Largely thanks to his brilliance, they are now in a much better place and riding a nine-game winning streak where he has done almost everything for his franchise on both ends of the floor.
He has been Cleveland's best scorer, playmaker, defender and sometimes their best rebounder. King James thrives on being the leader and with his former All-Star point guard now wearing the Celtic green, it has enabled him to showcase his ability to close out games and come up with some of the best clutch plays of his career.
Alongside Irving, he ranks in the top five in the NBA for points scored in clutch time - the last five minutes of a game with the score within five points - and field goal percentage.
They are also both among the league's top scorers in the fourth quarter. Per ESPN Stats and Info, last season, James and Irving ranked 20th and 21st, respectively, in total clutch scoring.
Now on separate teams, the duo have been able to take on the responsibility themselves without sharing with one another.
"The last couple years, Kyrie obviously being as great as he was in the fourth quarter, we kind of pick our games. There was games half the time that he had it going and, 'Hey, go get it.' There was games half the time where I had it going, and I'd go get it," James said, per ESPN's Brian Windhorst.
"Right now my teammates look at me and they're like, 'OK, like, this is your quarter, you've done this your whole career. Let's try to make some things happen.' It's very important that I try to come through for them."
In a recent win over the Brooklyn Nets, the three-time champion put the team on his back and took over in the fourth to get them the victory with 23 points in the quarter.

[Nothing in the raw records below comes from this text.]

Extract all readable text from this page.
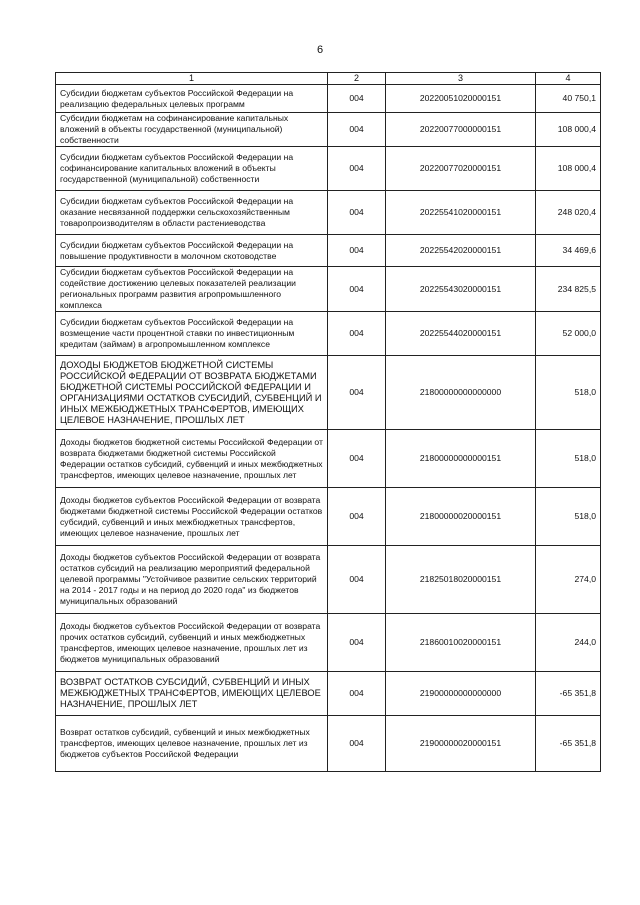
6
1	2	3	4
Субсидии бюджетам субъектов Российской Федерации на реализацию федеральных целевых программ	004	20220051020000151	40 750,1
Субсидии бюджетам на софинансирование капитальных вложений в объекты государственной (муниципальной) собственности	004	20220077000000151	108 000,4
Субсидии бюджетам субъектов Российской Федерации на софинансирование капитальных вложений в объекты государственной (муниципальной) собственности	004	20220077020000151	108 000,4
Субсидии бюджетам субъектов Российской Федерации на оказание несвязанной поддержки сельскохозяйственным товаропроизводителям в области растениеводства	004	20225541020000151	248 020,4
Субсидии бюджетам субъектов Российской Федерации на повышение продуктивности в молочном скотоводстве	004	20225542020000151	34 469,6
Субсидии бюджетам субъектов Российской Федерации на содействие достижению целевых показателей реализации региональных программ развития агропромышленного комплекса	004	20225543020000151	234 825,5
Субсидии бюджетам субъектов Российской Федерации на возмещение части процентной ставки по инвестиционным кредитам (займам) в агропромышленном комплексе	004	20225544020000151	52 000,0
ДОХОДЫ БЮДЖЕТОВ БЮДЖЕТНОЙ СИСТЕМЫ РОССИЙСКОЙ ФЕДЕРАЦИИ ОТ ВОЗВРАТА БЮДЖЕТАМИ БЮДЖЕТНОЙ СИСТЕМЫ РОССИЙСКОЙ ФЕДЕРАЦИИ И ОРГАНИЗАЦИЯМИ ОСТАТКОВ СУБСИДИЙ, СУБВЕНЦИЙ И ИНЫХ МЕЖБЮДЖЕТНЫХ ТРАНСФЕРТОВ, ИМЕЮЩИХ ЦЕЛЕВОЕ НАЗНАЧЕНИЕ, ПРОШЛЫХ ЛЕТ	004	21800000000000000	518,0
Доходы бюджетов бюджетной системы Российской Федерации от возврата бюджетами бюджетной системы Российской Федерации остатков субсидий, субвенций и иных межбюджетных трансфертов, имеющих целевое назначение, прошлых лет	004	21800000000000151	518,0
Доходы бюджетов субъектов Российской Федерации от возврата бюджетами бюджетной системы Российской Федерации остатков субсидий, субвенций и иных межбюджетных трансфертов, имеющих целевое назначение, прошлых лет	004	21800000020000151	518,0
Доходы бюджетов субъектов Российской Федерации от возврата остатков субсидий на реализацию мероприятий федеральной целевой программы "Устойчивое развитие сельских территорий на 2014 - 2017 годы и на период до 2020 года" из бюджетов муниципальных образований	004	21825018020000151	274,0
Доходы бюджетов субъектов Российской Федерации от возврата прочих остатков субсидий, субвенций и иных межбюджетных трансфертов, имеющих целевое назначение, прошлых лет из бюджетов муниципальных образований	004	21860010020000151	244,0
ВОЗВРАТ ОСТАТКОВ СУБСИДИЙ, СУБВЕНЦИЙ И ИНЫХ МЕЖБЮДЖЕТНЫХ ТРАНСФЕРТОВ, ИМЕЮЩИХ ЦЕЛЕВОЕ НАЗНАЧЕНИЕ, ПРОШЛЫХ ЛЕТ	004	21900000000000000	-65 351,8
Возврат остатков субсидий, субвенций и иных межбюджетных трансфертов, имеющих целевое назначение, прошлых лет из бюджетов субъектов Российской Федерации	004	21900000020000151	-65 351,8
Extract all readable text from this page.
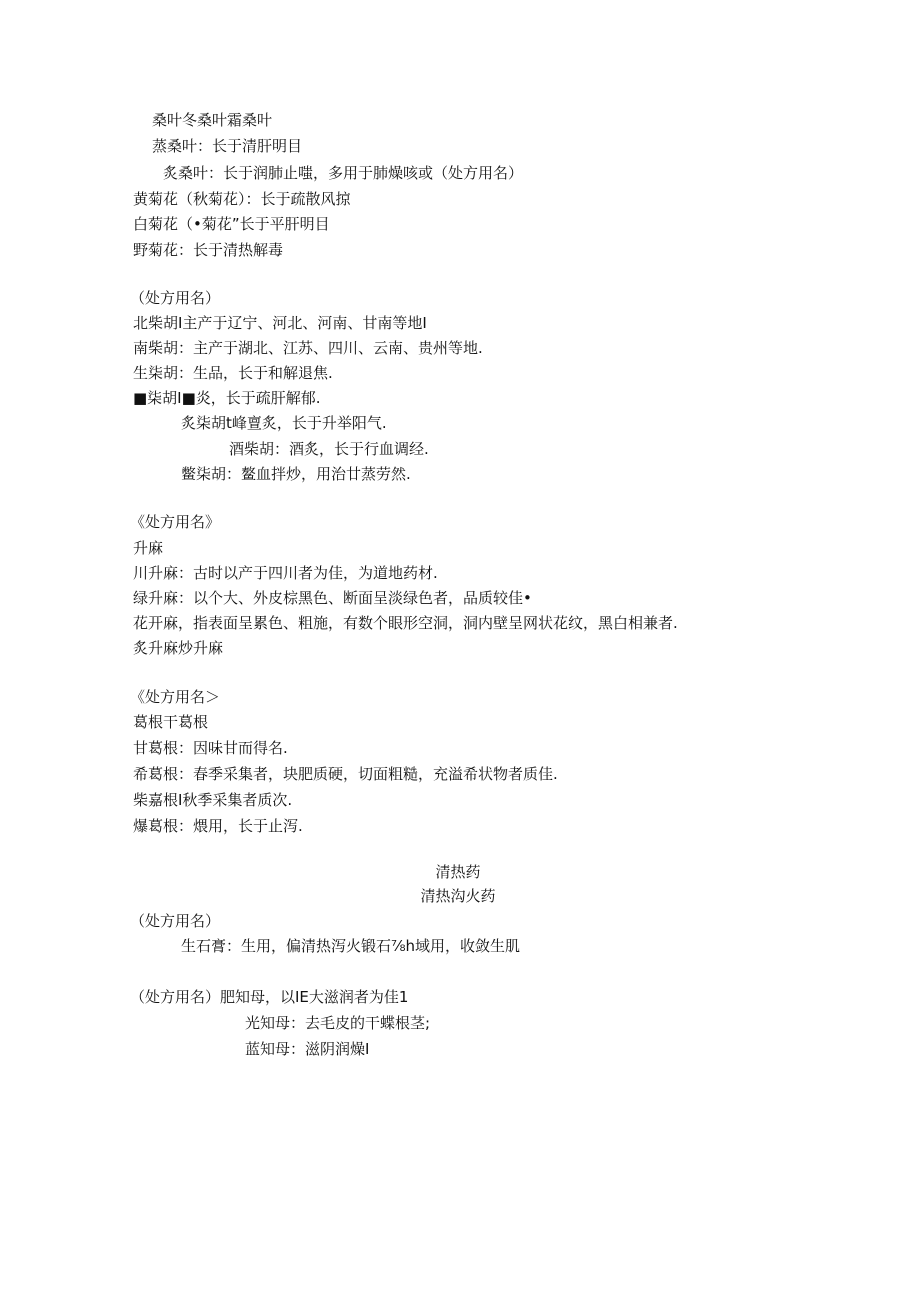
桑叶冬桑叶霜桑叶
蒸桑叶：长于清肝明目
炙桑叶：长于润肺止嗤，多用于肺燥咳或（处方用名）
黄菊花（秋菊花）：长于疏散风掠
白菊花（•菊花”长于平肝明目
野菊花：长于清热解毒
（处方用名）
北柴胡I主产于辽宁、河北、河南、甘南等地I
南柴胡：主产于湖北、江苏、四川、云南、贵州等地.
生柒胡：生品，长于和解退焦.
■柒胡I■炎，长于疏肝解郁.
炙柒胡t峰亶炙，长于升举阳气.
酒柴胡：酒炙，长于行血调经.
鳖柒胡：鳌血拌炒，用治廿蒸劳然.
《处方用名》
升麻
川升麻：古时以产于四川者为佳，为道地药材.
绿升麻：以个大、外皮棕黑色、断面呈淡绿色者，品质较佳•
花开麻，指表面呈累色、粗施，有数个眼形空洞，洞内壁呈网状花纹，黑白相兼者.
炙升麻炒升麻
《处方用名＞
葛根干葛根
甘葛根：因味甘而得名.
希葛根：春季采集者，块肥质硬，切面粗糙，充溢希状物者质佳.
柴嘉根I秋季采集者质次.
爆葛根：煨用，长于止泻.
清热药
清热沟火药
（处方用名）
生石膏：生用，偏清热泻火锻石⅞h域用，收敛生肌
（处方用名）肥知母，以IE大滋润者为佳1
光知母：去毛皮的干蝶根茎;
蓝知母：滋阴润燥I
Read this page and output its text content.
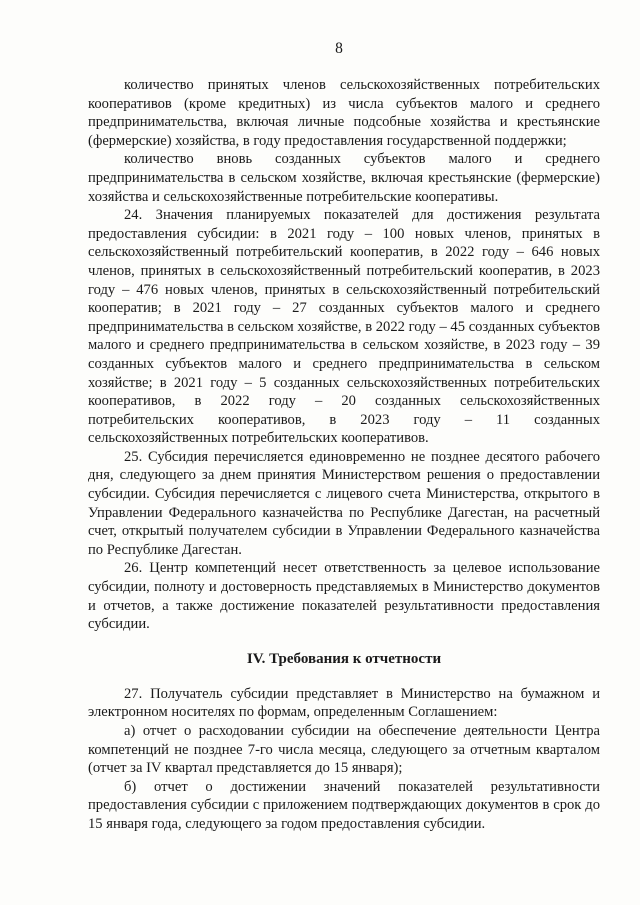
8

количество принятых членов сельскохозяйственных потребительских кооперативов (кроме кредитных) из числа субъектов малого и среднего предпринимательства, включая личные подсобные хозяйства и крестьянские (фермерские) хозяйства, в году предоставления государственной поддержки;

количество вновь созданных субъектов малого и среднего предпринимательства в сельском хозяйстве, включая крестьянские (фермерские) хозяйства и сельскохозяйственные потребительские кооперативы.

24. Значения планируемых показателей для достижения результата предоставления субсидии: в 2021 году – 100 новых членов, принятых в сельскохозяйственный потребительский кооператив, в 2022 году – 646 новых членов, принятых в сельскохозяйственный потребительский кооператив, в 2023 году – 476 новых членов, принятых в сельскохозяйственный потребительский кооператив; в 2021 году – 27 созданных субъектов малого и среднего предпринимательства в сельском хозяйстве, в 2022 году – 45 созданных субъектов малого и среднего предпринимательства в сельском хозяйстве, в 2023 году – 39 созданных субъектов малого и среднего предпринимательства в сельском хозяйстве; в 2021 году – 5 созданных сельскохозяйственных потребительских кооперативов, в 2022 году – 20 созданных сельскохозяйственных потребительских кооперативов, в 2023 году – 11 созданных сельскохозяйственных потребительских кооперативов.

25. Субсидия перечисляется единовременно не позднее десятого рабочего дня, следующего за днем принятия Министерством решения о предоставлении субсидии. Субсидия перечисляется с лицевого счета Министерства, открытого в Управлении Федерального казначейства по Республике Дагестан, на расчетный счет, открытый получателем субсидии в Управлении Федерального казначейства по Республике Дагестан.

26. Центр компетенций несет ответственность за целевое использование субсидии, полноту и достоверность представляемых в Министерство документов и отчетов, а также достижение показателей результативности предоставления субсидии.

IV. Требования к отчетности

27. Получатель субсидии представляет в Министерство на бумажном и электронном носителях по формам, определенным Соглашением:

а) отчет о расходовании субсидии на обеспечение деятельности Центра компетенций не позднее 7-го числа месяца, следующего за отчетным кварталом (отчет за IV квартал представляется до 15 января);

б) отчет о достижении значений показателей результативности предоставления субсидии с приложением подтверждающих документов в срок до 15 января года, следующего за годом предоставления субсидии.
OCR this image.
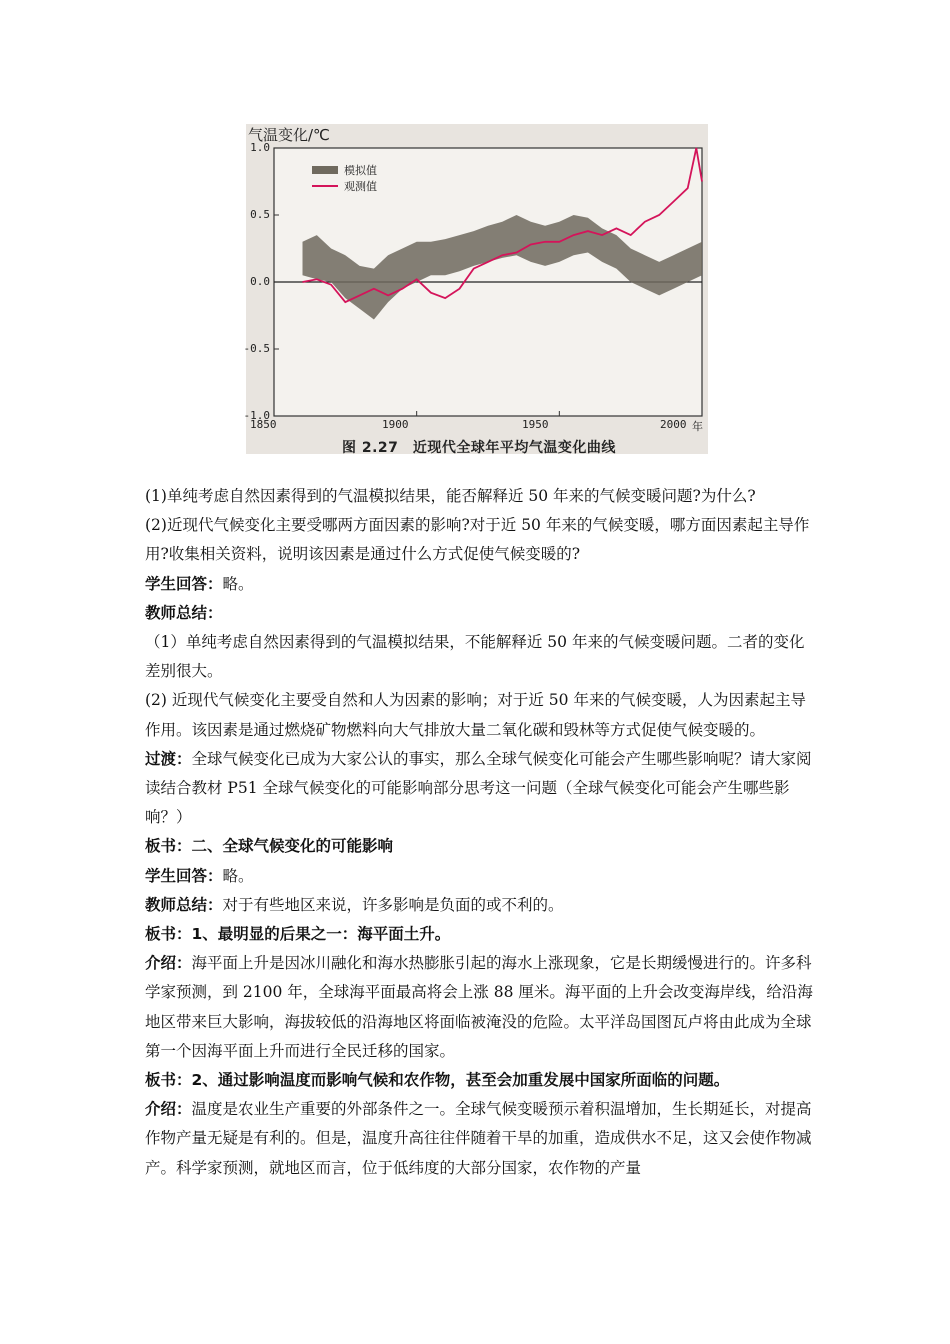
气温变化/℃
1.0
0.5
0.0
-0.5
-1.0
1850	1900	1950	2000 年
模拟值
观测值
图 2.27　近现代全球年平均气温变化曲线

(1)单纯考虑自然因素得到的气温模拟结果，能否解释近 50 年来的气候变暖问题?为什么?

(2)近现代气候变化主要受哪两方面因素的影响?对于近 50 年来的气候变暖，哪方面因素起主导作用?收集相关资料，说明该因素是通过什么方式促使气候变暖的?

学生回答：略。

教师总结：

（1）单纯考虑自然因素得到的气温模拟结果，不能解释近 50 年来的气候变暖问题。二者的变化差别很大。

(2) 近现代气候变化主要受自然和人为因素的影响；对于近 50 年来的气候变暖，人为因素起主导作用。该因素是通过燃烧矿物燃料向大气排放大量二氧化碳和毁林等方式促使气候变暖的。

过渡：全球气候变化已成为大家公认的事实，那么全球气候变化可能会产生哪些影响呢？请大家阅读结合教材 P51 全球气候变化的可能影响部分思考这一问题（全球气候变化可能会产生哪些影响？）

板书：二、全球气候变化的可能影响

学生回答：略。

教师总结：对于有些地区来说，许多影响是负面的或不利的。

板书：1、最明显的后果之一：海平面土升。

介绍：海平面上升是因冰川融化和海水热膨胀引起的海水上涨现象，它是长期缓慢进行的。许多科学家预测，到 2100 年，全球海平面最高将会上涨 88 厘米。海平面的上升会改变海岸线，给沿海地区带来巨大影响，海拔较低的沿海地区将面临被淹没的危险。太平洋岛国图瓦卢将由此成为全球第一个因海平面上升而进行全民迁移的国家。

板书：2、通过影响温度而影响气候和农作物，甚至会加重发展中国家所面临的问题。

介绍：温度是农业生产重要的外部条件之一。全球气候变暖预示着积温增加，生长期延长，对提高作物产量无疑是有利的。但是，温度升高往往伴随着干旱的加重，造成供水不足，这又会使作物减产。科学家预测，就地区而言，位于低纬度的大部分国家，农作物的产量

"We couldn't find a solution to stop him in the fourth quarter," Nets coach Kenny Atkinson said, per Windhorst. "We were trying different stuff. I guess we could have trapped him, but he's such a great passer; we didn't want to give up threes. You've got to give him a lot of credit."
Much of this can be attributed to the 13-time All-Star's improved shooting. It's still early, but the aforementioned percentages he's hitting this year would set a career mark if he keeps it up throughout the campaign.
He has become a legitimate threat from beyond the arc with his improved three-point stroke, something which has always been a weakness in his game.
"My man has worked his way into being a real shooter. Like, for real. He can really shoot," teammate Kyle Korver said. "His fundamentals, he has worked on it, in this last year that I've been here. His shot is really, really good. He's worked hard, and it's showing."
The three-time champion told ESPN's Dave McMenamin that a mystery elbow injury in the offseason caused him to change his shooting mechanics and has been the reason behind his drastic upturn.
The small forward credits the shooters he's played with for helping him get to a consistent level of shooting, including Ray Allen, Mike Miller, James Jones and current teammates Korver and J.R. Smith.
The Akron native has been a man on a mission this season and will certainly be among the top candidates for the MVP award if he performs at this level for the whole year.
But there's no doubt that James is more focused on team success and has his eyes set on leading the Cavs to the Finals again and who can bet against him doing that and going one better when he's performing at a devastating rate.